Why is gluten intolerance linked with many diseases, especially autoimmune diseases? The prevailing theory is that gluten causes inflammation in the intestines, making them more permeable, which allows gluten to leak into the blood.  When gluten is in the blood, the immune system makes antibodies against it. Gluten resembles a protein in the body, so these antibodies start attacking proteins in the body.

One estimate is that 1% of the United States population has celiac disease. A third have a genetic variant that makes it more likely. Gail's endless abdominal pain was a good reason to think she might be gluten intolerant. Like most Americans, she ate gluten daily — toast in the morning, sandwiches, dinner rolls, pasta. Never had she not eaten it. Another reason to think she might be gluten intolerant was her Hashimoto's. A third was her gallstones, which Ginna had read are weakly linked to gluten intolerance. (Another reason, it turned out, was her IgA nephropathy. According to this article, "the renal disease most commonly associated with [celiac disease] is IgA nephropathy.")

In early 2011, Ginna told her mother to stop eating gluten (i.e., stop eating bread, pasta, and a few other things). Her mother didn't object. To Ginna's surprise, her mother did not find it difficult, maybe because it was so successful. Within a week, she felt much better. The abdominal pain/discomfort she'd had continuously since she was a teenager diminished considerably and she no longer had pain after meals. She was very excited about that. Within a few months, for the first time in thirty years, her waist became visible. She had been bloated for thirty years. "It was amazing to her," says Ginna. "To not be in pain all the time. She said I didn't realize how much pain I was in until I wasn't in pain anymore. She's become an anti-gluten evangelist."

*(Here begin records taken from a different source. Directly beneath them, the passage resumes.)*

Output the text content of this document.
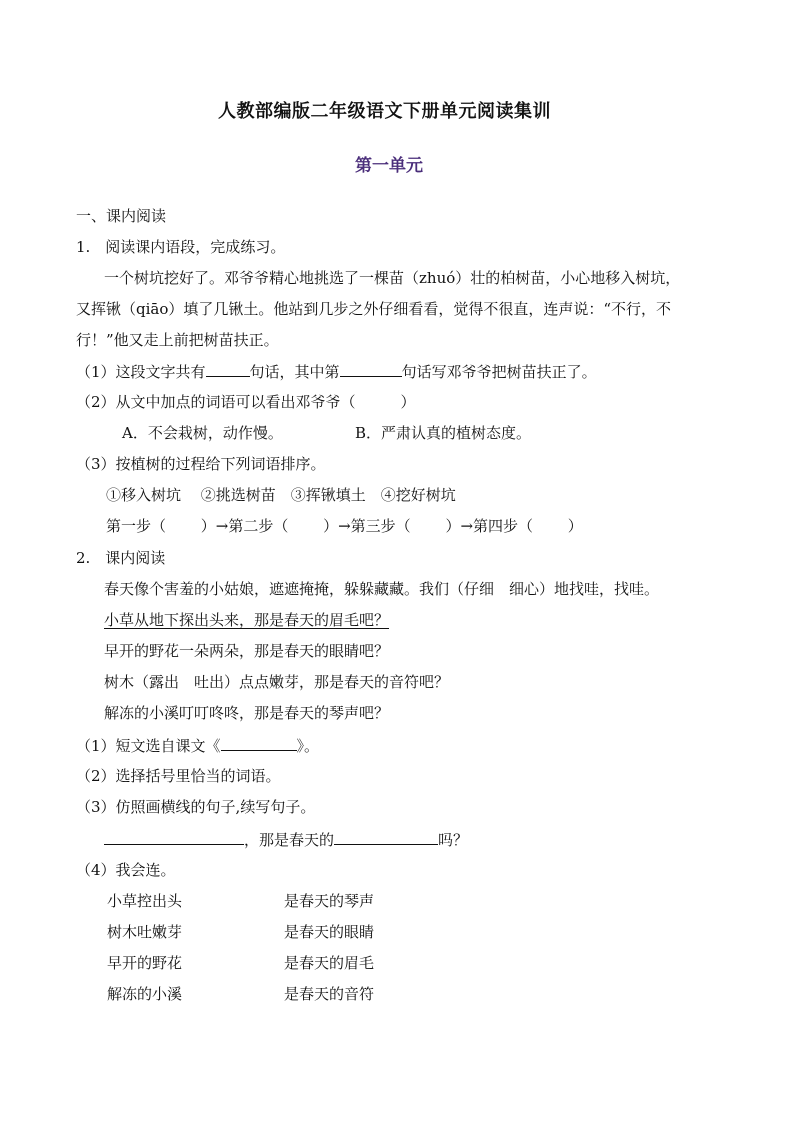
人教部编版二年级语文下册单元阅读集训
第一单元
一、课内阅读
1.　阅读课内语段，完成练习。
一个树坑挖好了。邓爷爷精心地挑选了一棵苗（zhuó）壮的柏树苗，小心地移入树坑，
又挥锹（qiāo）填了几锹土。他站到几步之外仔细看看，觉得不很直，连声说：“不行，不
行！”他又走上前把树苗扶正。
（1）这段文字共有	句话，其中第	句话写邓爷爷把树苗扶正了。
（2）从文中加点的词语可以看出邓爷爷（　　　）
A．不会栽树，动作慢。	B．严肃认真的植树态度。
（3）按植树的过程给下列词语排序。
①移入树坑　 ②挑选树苗　③挥锹填土　④挖好树坑
第一步（　　 ）→第二步（　　 ）→第三步（　　 ）→第四步（　　 ）
2.　课内阅读
春天像个害羞的小姑娘，遮遮掩掩，躲躲藏藏。我们（仔细　细心）地找哇，找哇。
小草从地下探出头来，那是春天的眉毛吧？
早开的野花一朵两朵，那是春天的眼睛吧？
树木（露出　吐出）点点嫩芽，那是春天的音符吧？
解冻的小溪叮叮咚咚，那是春天的琴声吧？
（1）短文选自课文《	》。
（2）选择括号里恰当的词语。
（3）仿照画横线的句子,续写句子。
，那是春天的	吗？
（4）我会连。
小草控出头	是春天的琴声
树木吐嫩芽	是春天的眼睛
早开的野花	是春天的眉毛
解冻的小溪	是春天的音符
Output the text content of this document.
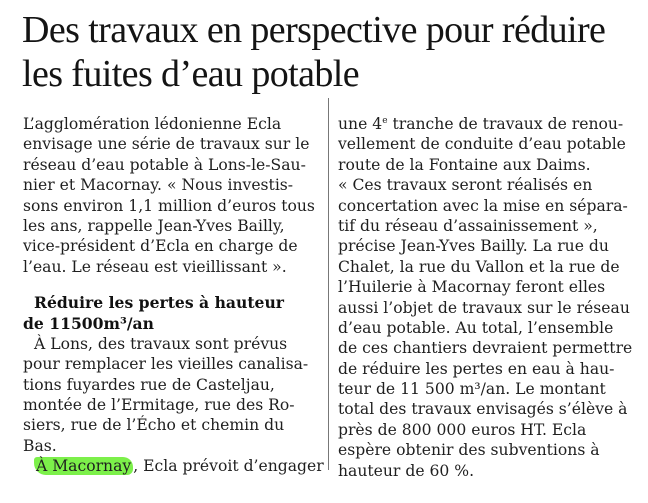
Des travaux en perspective pour réduire
les fuites d’eau potable
L’agglomération lédonienne Ecla
envisage une série de travaux sur le
réseau d’eau potable à Lons-le-Sau-
nier et Macornay. « Nous investis-
sons environ 1,1 million d’euros tous
les ans, rappelle Jean-Yves Bailly,
vice-président d’Ecla en charge de
l’eau. Le réseau est vieillissant ».
Réduire les pertes à hauteur
de 11500m³/an
À Lons, des travaux sont prévus
pour remplacer les vieilles canalisa-
tions fuyardes rue de Casteljau,
montée de l’Ermitage, rue des Ro-
siers, rue de l’Écho et chemin du
Bas.
À Macornay , Ecla prévoit d’engager
une 4e tranche de travaux de renou-
vellement de conduite d’eau potable
route de la Fontaine aux Daims.
« Ces travaux seront réalisés en
concertation avec la mise en sépara-
tif du réseau d’assainissement »,
précise Jean-Yves Bailly. La rue du
Chalet, la rue du Vallon et la rue de
l’Huilerie à Macornay feront elles
aussi l’objet de travaux sur le réseau
d’eau potable. Au total, l’ensemble
de ces chantiers devraient permettre
de réduire les pertes en eau à hau-
teur de 11 500 m³/an. Le montant
total des travaux envisagés s’élève à
près de 800 000 euros HT. Ecla
espère obtenir des subventions à
hauteur de 60 %.
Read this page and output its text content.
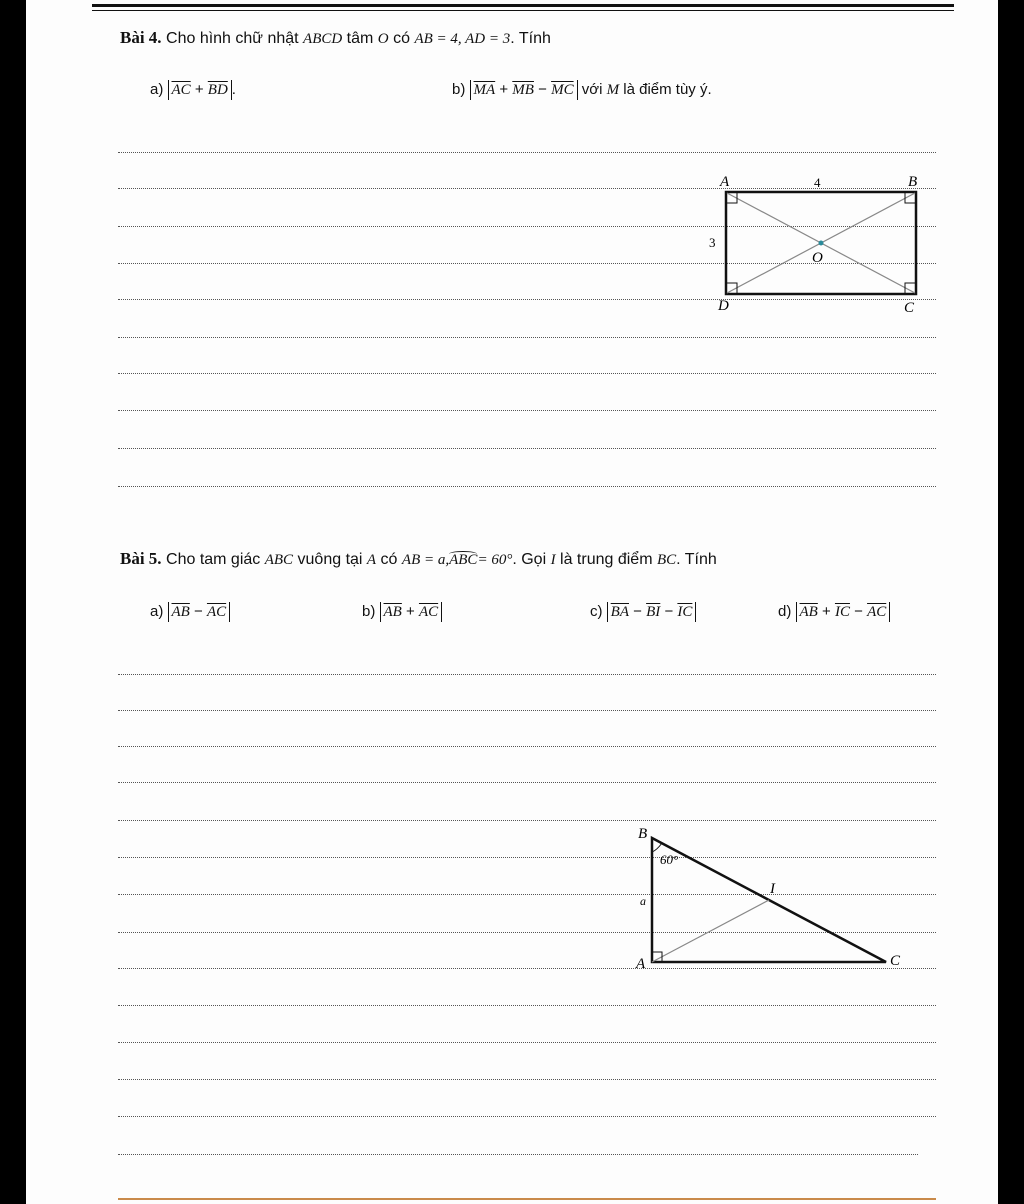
Bài 4. Cho hình chữ nhật ABCD tâm O có AB = 4, AD = 3. Tính
a) $\overline{AC} + \overline{BD}$ .	b) $\overline{MA} + \overline{MB} - \overline{MC}$ với M là điểm tùy ý.
A	B
C
D
O
4
3
Bài 5. Cho tam giác ABC vuông tại A có AB = a,ABC= 60°. Gọi I là trung điểm BC. Tính
a) $\overline{AB} - \overline{AC}$	b) $\overline{AB} + \overline{AC}$	c) $\overline{BA} - \overline{BI} - \overline{IC}$	d) $\overline{AB} + \overline{IC} - \overline{AC}$
B
A	C
I
a
60°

It had taken ten years for Gail's GFR score to go from 90 to 31. A few months after she quit gluten she had another kidney test. Your score is slightly better, said her doctor. He implied that such a recovery wasn't unusual.  Six months after that her score was 62 (Ginna made her ask for a number). That was a huge recovery, no longer close to needing dialysis. (The National Kidney Disease Education Program says a score above 60 is "in normal range.") Gail told her doctor she thought the improvement was because she'd given up gluten. "That's very trendy right now," said her doctor. They did not discuss it further.

Here is another case of kidney disease that got much better on gluten-free diet.

Plainly this shows the value of online health information — in this case, about gluten intolerance. Neither Ginna nor I knew it was correlated with autoimmune disease. This story also shows that valuable information may be hidden in your medical records. Long before Gail's GFK score reached 31, and her doctor said she might need dialysis, her GFK score had been getting worse. Google Docs and other tools make it easier to track such things than ever before.

You've heard knowledge = power countless times. This case is more complicated. Here, self-knowledge + scientific knowledge + trying new things = power. Does it make sense to ask your doctor pushy questions (such as what's my GFK score? — to Gail, that was pushy) and keep track? If you are unable to improve your score, maybe not. But, because of her daughter, Gail wasn't powerless. Ability to improve her health came from the combination of self-knowledge (GFK scores, Hashimoto's diagnosis), knowledge of the scientific literature (paleo, gluten intolerance), and a willingness to try new things (there was no guarantee that she was gluten intolerant).